The Benefits of Drawbacks of Secured Debt
Secured personal loans are often used to purchase the asset that will be used as collateral, but this is not always the case. For instance, a car may be owned free and clear, and you may opt to get a car loan and use the loan proceeds to pay off debts or for some other purpose. Generally, because the bank or lender has collateral in place, the interest rate offered is lower than you will get with unsecured personal loans. However, when you default on personal loans that have assets as collateral, the bank or lender could take that asset from you. For instance, if you fail to make your mortgage payments, the bank could foreclose on your home.

Unsecured Personal Loans
Personal loans that have no collateral tied to them are known as unsecured loans. These can be used for a variety of purposes, including as debt consolidation loans, to make repairs to a home or car, or to purchase an asset of value when you do not want to pledge that asset as collateral. If you default on these loans, the banks have no recourse to obtain their money back from you such as foreclosure or repossession. Because of this, these loans are riskier for a bank to make. This increased risk is reflected in a higher rate on the loan. However, in general, the interest rate on these personal loans is far lower than what most people are paying on credit card accounts.

Which Is Right For You?
Most people will find that they can benefit from the lower interest rate that is offered through secured personal loans. However, in order to qualify for this type of loan, you do need to either be purchasing an asset of value or already own an asset of value that you are willing to put up as collateral. A lower interest rate will reflect in a lower monthly payment for you. Some people, however, do not have an asset to use as collateral, and others have assets but do not want to use them as collateral. In this case, unsecured personal loans are the best solution.

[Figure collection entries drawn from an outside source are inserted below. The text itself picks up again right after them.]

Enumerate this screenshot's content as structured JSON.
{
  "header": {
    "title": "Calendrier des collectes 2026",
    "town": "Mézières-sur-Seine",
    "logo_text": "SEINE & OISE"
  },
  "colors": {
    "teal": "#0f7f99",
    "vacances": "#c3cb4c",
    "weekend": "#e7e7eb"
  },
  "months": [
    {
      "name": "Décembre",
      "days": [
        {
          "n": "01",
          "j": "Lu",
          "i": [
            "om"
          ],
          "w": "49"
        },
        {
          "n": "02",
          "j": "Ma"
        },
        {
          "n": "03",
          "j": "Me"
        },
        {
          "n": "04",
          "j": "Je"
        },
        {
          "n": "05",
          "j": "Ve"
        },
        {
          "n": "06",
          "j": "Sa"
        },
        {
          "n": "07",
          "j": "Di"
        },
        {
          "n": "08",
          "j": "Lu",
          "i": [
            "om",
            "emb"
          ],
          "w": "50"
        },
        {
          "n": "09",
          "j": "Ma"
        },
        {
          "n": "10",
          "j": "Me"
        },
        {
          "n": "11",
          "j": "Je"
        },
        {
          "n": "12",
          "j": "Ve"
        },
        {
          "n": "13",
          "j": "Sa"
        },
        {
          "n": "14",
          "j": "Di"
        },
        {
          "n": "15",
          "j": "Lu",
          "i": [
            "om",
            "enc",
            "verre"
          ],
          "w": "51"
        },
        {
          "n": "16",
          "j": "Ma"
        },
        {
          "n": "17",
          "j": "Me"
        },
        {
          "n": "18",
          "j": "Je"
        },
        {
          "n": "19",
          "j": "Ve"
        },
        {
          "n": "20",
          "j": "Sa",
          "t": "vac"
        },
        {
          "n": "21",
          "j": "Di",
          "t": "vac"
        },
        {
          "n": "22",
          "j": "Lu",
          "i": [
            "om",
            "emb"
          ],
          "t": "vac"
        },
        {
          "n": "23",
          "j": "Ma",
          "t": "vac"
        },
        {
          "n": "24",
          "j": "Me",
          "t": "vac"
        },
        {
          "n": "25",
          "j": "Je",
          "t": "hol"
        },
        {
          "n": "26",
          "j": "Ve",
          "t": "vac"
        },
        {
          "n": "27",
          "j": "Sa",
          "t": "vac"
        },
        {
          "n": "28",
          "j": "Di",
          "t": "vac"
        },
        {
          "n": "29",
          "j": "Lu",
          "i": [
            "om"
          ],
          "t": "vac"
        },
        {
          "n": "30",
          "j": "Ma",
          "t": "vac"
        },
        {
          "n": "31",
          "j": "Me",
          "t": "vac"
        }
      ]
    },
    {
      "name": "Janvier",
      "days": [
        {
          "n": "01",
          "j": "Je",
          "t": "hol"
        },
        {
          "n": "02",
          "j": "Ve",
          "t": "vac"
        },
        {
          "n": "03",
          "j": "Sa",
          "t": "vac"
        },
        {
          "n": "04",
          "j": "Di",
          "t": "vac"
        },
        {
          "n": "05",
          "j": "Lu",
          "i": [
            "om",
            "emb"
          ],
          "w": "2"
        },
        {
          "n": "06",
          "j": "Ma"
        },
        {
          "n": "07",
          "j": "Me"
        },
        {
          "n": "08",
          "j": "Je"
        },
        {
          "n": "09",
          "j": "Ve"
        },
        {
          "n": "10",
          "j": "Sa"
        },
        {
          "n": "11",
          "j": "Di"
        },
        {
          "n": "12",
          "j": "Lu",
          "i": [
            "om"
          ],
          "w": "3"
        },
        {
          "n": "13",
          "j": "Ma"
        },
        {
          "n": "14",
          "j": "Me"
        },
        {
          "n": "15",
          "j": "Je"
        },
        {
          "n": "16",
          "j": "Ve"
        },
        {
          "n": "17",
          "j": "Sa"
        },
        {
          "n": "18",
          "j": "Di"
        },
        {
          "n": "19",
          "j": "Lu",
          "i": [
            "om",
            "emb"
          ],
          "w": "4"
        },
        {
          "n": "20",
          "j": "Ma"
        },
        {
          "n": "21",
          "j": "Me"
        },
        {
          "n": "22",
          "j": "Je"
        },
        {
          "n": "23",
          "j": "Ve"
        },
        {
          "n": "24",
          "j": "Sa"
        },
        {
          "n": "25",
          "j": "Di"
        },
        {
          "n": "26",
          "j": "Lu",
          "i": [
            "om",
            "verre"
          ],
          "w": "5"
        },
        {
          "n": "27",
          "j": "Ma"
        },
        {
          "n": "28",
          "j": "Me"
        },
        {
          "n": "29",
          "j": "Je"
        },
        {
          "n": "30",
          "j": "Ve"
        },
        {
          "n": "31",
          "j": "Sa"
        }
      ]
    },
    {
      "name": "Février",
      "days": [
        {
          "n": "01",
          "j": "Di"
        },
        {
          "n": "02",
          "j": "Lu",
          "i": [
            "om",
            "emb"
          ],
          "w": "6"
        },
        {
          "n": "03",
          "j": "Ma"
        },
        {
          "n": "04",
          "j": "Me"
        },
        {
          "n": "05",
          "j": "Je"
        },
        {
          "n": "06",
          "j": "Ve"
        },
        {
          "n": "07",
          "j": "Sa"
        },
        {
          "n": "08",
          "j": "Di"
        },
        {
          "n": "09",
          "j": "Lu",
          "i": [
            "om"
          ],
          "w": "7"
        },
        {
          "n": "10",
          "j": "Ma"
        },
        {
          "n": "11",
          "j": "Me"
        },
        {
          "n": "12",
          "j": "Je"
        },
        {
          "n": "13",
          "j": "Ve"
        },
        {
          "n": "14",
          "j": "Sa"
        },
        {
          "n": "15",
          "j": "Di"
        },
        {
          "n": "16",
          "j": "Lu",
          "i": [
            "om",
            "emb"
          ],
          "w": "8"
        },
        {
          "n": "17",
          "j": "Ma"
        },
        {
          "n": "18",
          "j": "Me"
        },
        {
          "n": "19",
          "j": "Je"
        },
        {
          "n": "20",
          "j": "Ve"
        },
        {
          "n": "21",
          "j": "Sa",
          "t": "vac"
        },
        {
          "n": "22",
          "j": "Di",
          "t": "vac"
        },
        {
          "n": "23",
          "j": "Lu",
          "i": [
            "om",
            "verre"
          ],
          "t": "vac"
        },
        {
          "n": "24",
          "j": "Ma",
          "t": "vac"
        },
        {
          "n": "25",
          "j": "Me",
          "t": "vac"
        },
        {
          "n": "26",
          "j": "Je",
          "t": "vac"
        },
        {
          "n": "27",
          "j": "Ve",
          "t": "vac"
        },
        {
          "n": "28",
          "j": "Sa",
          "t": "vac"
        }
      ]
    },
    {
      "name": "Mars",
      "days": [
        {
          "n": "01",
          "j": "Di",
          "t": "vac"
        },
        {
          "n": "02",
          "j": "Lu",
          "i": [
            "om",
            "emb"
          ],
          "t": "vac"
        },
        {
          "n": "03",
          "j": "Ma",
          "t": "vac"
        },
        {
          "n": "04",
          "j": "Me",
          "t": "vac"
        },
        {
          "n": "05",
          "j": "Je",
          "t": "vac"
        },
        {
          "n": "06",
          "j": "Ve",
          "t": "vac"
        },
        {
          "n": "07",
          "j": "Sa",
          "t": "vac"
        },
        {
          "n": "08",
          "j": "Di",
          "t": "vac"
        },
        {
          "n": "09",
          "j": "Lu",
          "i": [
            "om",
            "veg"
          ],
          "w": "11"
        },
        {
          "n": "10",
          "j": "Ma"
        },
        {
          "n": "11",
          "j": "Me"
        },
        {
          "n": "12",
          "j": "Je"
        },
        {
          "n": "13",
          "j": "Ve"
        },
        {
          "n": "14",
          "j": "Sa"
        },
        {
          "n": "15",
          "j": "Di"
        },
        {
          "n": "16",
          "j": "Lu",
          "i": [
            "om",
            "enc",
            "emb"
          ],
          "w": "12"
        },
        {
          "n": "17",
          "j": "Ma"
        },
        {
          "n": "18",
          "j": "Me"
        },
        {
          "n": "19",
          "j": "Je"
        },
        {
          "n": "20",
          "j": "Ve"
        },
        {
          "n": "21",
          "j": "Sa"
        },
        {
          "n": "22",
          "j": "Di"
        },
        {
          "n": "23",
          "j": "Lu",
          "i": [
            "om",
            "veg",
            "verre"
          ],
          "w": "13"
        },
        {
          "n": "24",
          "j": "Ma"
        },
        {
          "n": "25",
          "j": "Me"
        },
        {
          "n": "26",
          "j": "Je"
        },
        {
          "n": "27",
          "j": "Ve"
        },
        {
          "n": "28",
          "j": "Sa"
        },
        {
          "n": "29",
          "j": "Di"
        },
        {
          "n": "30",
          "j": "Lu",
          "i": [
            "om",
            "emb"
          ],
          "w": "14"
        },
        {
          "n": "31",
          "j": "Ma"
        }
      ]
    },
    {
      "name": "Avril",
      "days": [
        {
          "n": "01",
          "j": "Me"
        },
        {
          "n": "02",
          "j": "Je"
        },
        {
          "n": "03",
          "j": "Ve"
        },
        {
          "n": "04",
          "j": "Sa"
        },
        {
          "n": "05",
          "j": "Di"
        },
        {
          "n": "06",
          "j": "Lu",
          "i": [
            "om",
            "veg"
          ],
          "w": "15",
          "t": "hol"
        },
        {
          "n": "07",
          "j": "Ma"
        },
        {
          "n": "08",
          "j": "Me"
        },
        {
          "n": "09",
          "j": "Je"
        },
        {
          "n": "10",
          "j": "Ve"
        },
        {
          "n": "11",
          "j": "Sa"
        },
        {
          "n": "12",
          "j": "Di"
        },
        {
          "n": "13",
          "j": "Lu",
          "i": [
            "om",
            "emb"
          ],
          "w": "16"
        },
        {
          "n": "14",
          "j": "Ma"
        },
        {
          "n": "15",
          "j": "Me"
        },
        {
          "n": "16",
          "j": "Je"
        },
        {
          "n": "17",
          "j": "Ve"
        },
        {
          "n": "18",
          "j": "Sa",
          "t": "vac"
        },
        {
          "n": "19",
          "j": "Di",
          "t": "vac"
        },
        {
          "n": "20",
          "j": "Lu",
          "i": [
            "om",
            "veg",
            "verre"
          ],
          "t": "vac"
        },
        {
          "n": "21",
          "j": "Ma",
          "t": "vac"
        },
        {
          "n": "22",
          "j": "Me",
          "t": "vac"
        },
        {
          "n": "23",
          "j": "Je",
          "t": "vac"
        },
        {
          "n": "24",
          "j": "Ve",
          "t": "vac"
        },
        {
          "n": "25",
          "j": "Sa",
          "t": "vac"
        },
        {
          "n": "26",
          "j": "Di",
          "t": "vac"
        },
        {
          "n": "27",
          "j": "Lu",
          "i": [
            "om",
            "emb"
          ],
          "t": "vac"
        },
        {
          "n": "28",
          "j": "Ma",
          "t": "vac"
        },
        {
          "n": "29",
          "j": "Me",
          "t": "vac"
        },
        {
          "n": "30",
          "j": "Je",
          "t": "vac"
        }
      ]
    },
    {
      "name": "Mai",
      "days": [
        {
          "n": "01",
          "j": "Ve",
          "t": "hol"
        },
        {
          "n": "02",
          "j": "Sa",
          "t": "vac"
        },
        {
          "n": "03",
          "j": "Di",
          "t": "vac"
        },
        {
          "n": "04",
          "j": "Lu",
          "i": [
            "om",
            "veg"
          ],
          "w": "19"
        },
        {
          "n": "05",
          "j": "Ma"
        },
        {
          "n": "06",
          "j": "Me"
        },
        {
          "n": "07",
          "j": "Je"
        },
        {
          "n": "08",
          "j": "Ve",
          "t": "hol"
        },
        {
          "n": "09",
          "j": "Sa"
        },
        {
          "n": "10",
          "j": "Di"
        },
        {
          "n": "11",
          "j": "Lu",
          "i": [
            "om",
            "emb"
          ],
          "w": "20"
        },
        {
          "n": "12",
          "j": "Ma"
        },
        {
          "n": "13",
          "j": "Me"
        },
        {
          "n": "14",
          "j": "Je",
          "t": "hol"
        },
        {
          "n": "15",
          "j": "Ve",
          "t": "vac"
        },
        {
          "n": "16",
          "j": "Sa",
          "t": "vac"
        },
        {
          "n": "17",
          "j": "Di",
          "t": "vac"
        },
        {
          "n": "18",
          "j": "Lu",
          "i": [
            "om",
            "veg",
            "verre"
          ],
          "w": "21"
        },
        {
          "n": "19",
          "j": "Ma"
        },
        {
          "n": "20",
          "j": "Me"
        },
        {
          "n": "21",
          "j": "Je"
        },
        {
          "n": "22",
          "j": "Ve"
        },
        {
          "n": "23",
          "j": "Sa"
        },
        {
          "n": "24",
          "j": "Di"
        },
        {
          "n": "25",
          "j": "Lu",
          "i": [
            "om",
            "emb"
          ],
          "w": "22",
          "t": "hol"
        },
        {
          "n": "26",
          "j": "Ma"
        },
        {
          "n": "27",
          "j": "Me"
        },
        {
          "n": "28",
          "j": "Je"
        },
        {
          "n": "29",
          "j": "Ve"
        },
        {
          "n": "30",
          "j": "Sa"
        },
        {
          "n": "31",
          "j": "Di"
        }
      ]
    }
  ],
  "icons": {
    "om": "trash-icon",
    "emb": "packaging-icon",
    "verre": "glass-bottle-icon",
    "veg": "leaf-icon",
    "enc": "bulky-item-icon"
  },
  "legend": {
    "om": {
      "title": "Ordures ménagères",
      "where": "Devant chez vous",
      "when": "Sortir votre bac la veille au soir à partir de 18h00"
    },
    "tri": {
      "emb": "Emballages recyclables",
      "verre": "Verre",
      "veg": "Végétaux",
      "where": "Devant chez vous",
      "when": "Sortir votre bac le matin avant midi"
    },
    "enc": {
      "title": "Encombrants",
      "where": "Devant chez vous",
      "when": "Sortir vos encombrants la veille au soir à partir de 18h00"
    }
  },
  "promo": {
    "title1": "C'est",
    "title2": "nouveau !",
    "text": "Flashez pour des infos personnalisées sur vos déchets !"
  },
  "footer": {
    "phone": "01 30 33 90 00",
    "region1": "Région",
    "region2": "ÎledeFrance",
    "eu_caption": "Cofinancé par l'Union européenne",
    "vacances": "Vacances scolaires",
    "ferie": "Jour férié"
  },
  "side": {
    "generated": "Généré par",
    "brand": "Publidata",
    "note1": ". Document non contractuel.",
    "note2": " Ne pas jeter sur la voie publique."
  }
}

Applying for Personal Loans
If you have made a decision about which type of loan to apply for, you are then read to shop around for rates. Often, using an interest rate comparison website can help you to find the lowest rate possible on your loan, and these rate comparison sites are available for both unsecured and secured financing options. The application process for both options is fairly similar. However, when an asset is being used as collateral, the bank or lender will need to gather information about that asset to determine its value, quality or condition, and so forth. Often, assets of higher value such as a home will require greater documentation than assets of lesser value like most types of cars. Depending on the type of loan you have applied for, the application, loan processing, and underwriting stage may take anywhere from a few hours to several weeks.

Most people will need to apply for several loans over the course of their lifetime, and so understanding the differences between these types of loans is useful. Consider the options carefully as you decide which is best for your current situation and needs.